Improved degradation and bioactivity of amorphous aerosol derived tricalcium phosphate nanoparticles in poly(lactide-co-glycolide)

The industrially used flame synthesis of silica polymer fillers was extended to amorphous tricalcium phosphate (a-TCP) nanoparticles and resulted in a similar morphology as the traditionally used polymer fillers. Doping of poly( lactide-co-glycolide) ( PLGA) with such highly agglomerated a-TCP was investigated for mechanical properties, increased in vitro biodegradation and the formation of a hydroxyapatite layer on the surface of the nanocomposite. PLGA films with particle loadings ranging from 0 to 30 wt% were prepared by solvent casting. Degradation in simulated body fluid (SBF) at 37 degrees C under sterile conditions for up to 42 days was followed by Raman spectroscopy, scanning electron microscopy (SEM), thermal analysis and tensile tests.
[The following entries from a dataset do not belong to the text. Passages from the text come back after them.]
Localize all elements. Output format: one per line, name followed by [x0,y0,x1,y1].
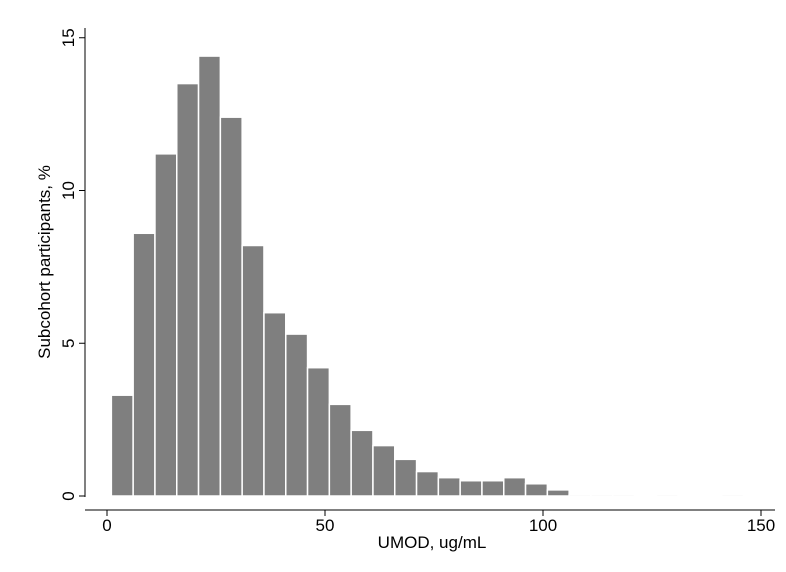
x-axis-ticks: 0 50 100 150 [102,510,775,535]
histogram-bar-21 [568,493,592,497]
histogram-bar-15 [437,476,461,497]
bars-group [110,55,745,497]
histogram-bar-11 [350,429,374,497]
y-tick-label: 10 [59,181,78,200]
histogram-bar-23 [612,493,636,497]
histogram-bar-18 [503,476,527,497]
y-axis-ticks: 0 5 10 15 [59,28,85,501]
x-tick-label: 100 [529,516,557,535]
histogram-bar-22 [590,493,614,497]
histogram-bar-12 [372,444,396,497]
histogram-bar-2 [154,153,178,497]
histogram-bar-8 [285,333,309,497]
histogram-bar-24 [655,493,679,497]
histogram-bar-1 [132,232,156,497]
y-tick-label: 5 [59,339,78,348]
x-axis-title: UMOD, ug/mL [378,533,487,552]
y-tick-label: 0 [59,491,78,500]
y-axis-title: Subcohort participants, % [35,165,54,359]
histogram-bar-5 [219,116,243,497]
histogram-bar-20 [546,489,570,497]
histogram-bar-13 [394,458,418,497]
histogram-bar-25 [721,493,745,497]
histogram-bar-19 [524,483,549,497]
histogram-bar-16 [459,479,483,497]
y-tick-label: 15 [59,28,78,47]
x-tick-label: 0 [102,516,111,535]
histogram-bar-6 [241,244,265,497]
histogram-bar-0 [110,394,134,497]
x-tick-label: 150 [747,516,775,535]
histogram-bar-3 [176,82,200,497]
x-tick-label: 50 [316,516,335,535]
histogram-bar-10 [328,403,352,497]
histogram-bar-14 [415,470,440,497]
histogram-bar-17 [481,479,505,497]
histogram-bar-9 [306,366,331,497]
histogram-bar-7 [263,311,287,497]
histogram-bar-4 [197,55,222,497]
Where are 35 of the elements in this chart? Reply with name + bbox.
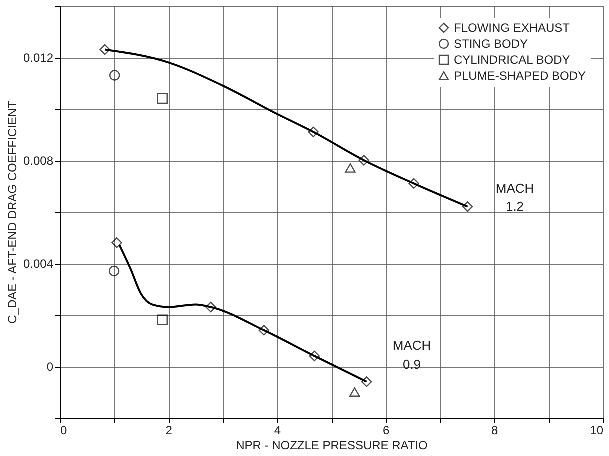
legend-label: PLUME-SHAPED BODY bbox=[454, 69, 586, 83]
annotation: MACH bbox=[496, 181, 534, 196]
y-tick-label: 0.008 bbox=[23, 154, 54, 168]
y-axis-title: C_DAE - AFT-END DRAG COEFFICIENT bbox=[5, 100, 20, 324]
legend-label: FLOWING EXHAUST bbox=[454, 21, 571, 35]
legend-label: STING BODY bbox=[454, 37, 528, 51]
y-tick-label: 0 bbox=[46, 360, 54, 374]
point bbox=[112, 238, 122, 248]
point bbox=[206, 302, 216, 313]
point bbox=[108, 266, 120, 277]
point bbox=[358, 155, 370, 166]
x-axis-title: NPR - NOZZLE PRESSURE RATIO bbox=[236, 438, 428, 452]
x-tick-label: 8 bbox=[492, 424, 499, 438]
legend-label: CYLINDRICAL BODY bbox=[454, 53, 570, 67]
x-tick-label: 6 bbox=[382, 424, 390, 438]
point bbox=[361, 376, 372, 388]
x-tick-label: 0 bbox=[60, 424, 68, 438]
point bbox=[309, 350, 320, 362]
y-tick-label: 0.004 bbox=[23, 257, 54, 271]
point bbox=[408, 178, 420, 190]
x-tick-label: 10 bbox=[590, 424, 604, 438]
point bbox=[258, 325, 270, 336]
point bbox=[308, 126, 319, 138]
x-tick-label: 4 bbox=[274, 424, 282, 438]
point bbox=[157, 93, 168, 104]
y-tick-label: 0.012 bbox=[23, 51, 54, 65]
annotation: 1.2 bbox=[506, 199, 524, 214]
point bbox=[350, 388, 360, 397]
point bbox=[345, 164, 356, 173]
point bbox=[462, 202, 474, 212]
point bbox=[100, 44, 110, 56]
x-tick-label: 2 bbox=[166, 424, 173, 438]
point bbox=[157, 314, 168, 326]
annotation: MACH bbox=[392, 338, 432, 353]
point bbox=[110, 70, 120, 81]
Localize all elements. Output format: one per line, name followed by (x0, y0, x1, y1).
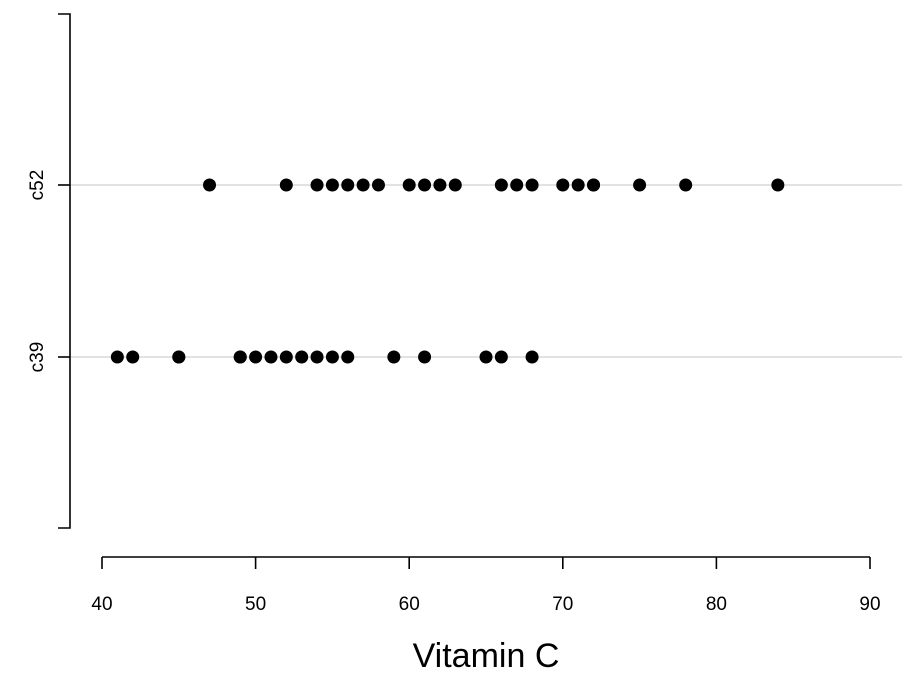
point-c52-17 (587, 178, 601, 192)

The presence of nanoparticles in the PLGA matrix slightly increased the Young's modulus up to 30% compared to pure polymer reference materials. The nanoparticle doped films showed a significantly increased loss of polymer mass during degradation. Scanning electron microscopy images of doped films showed that the SBF degraded the PLGA by corrosion as facilitated by the incorporation of nanoparticulate calcium phosphate. Raman spectroscopy revealed that the deposition of about 10 nm sized hydroxyapatite crystallites on the surface of doped PLGA films was strongly increased by the addition of tricalcium phosphate fillers. The combination of increased hydroxyapatite formation and enhanced polymer degradation may suggest the use of such amorphous, aerosol derived a-TCP fillers for applications in non-load-bearing implant sites.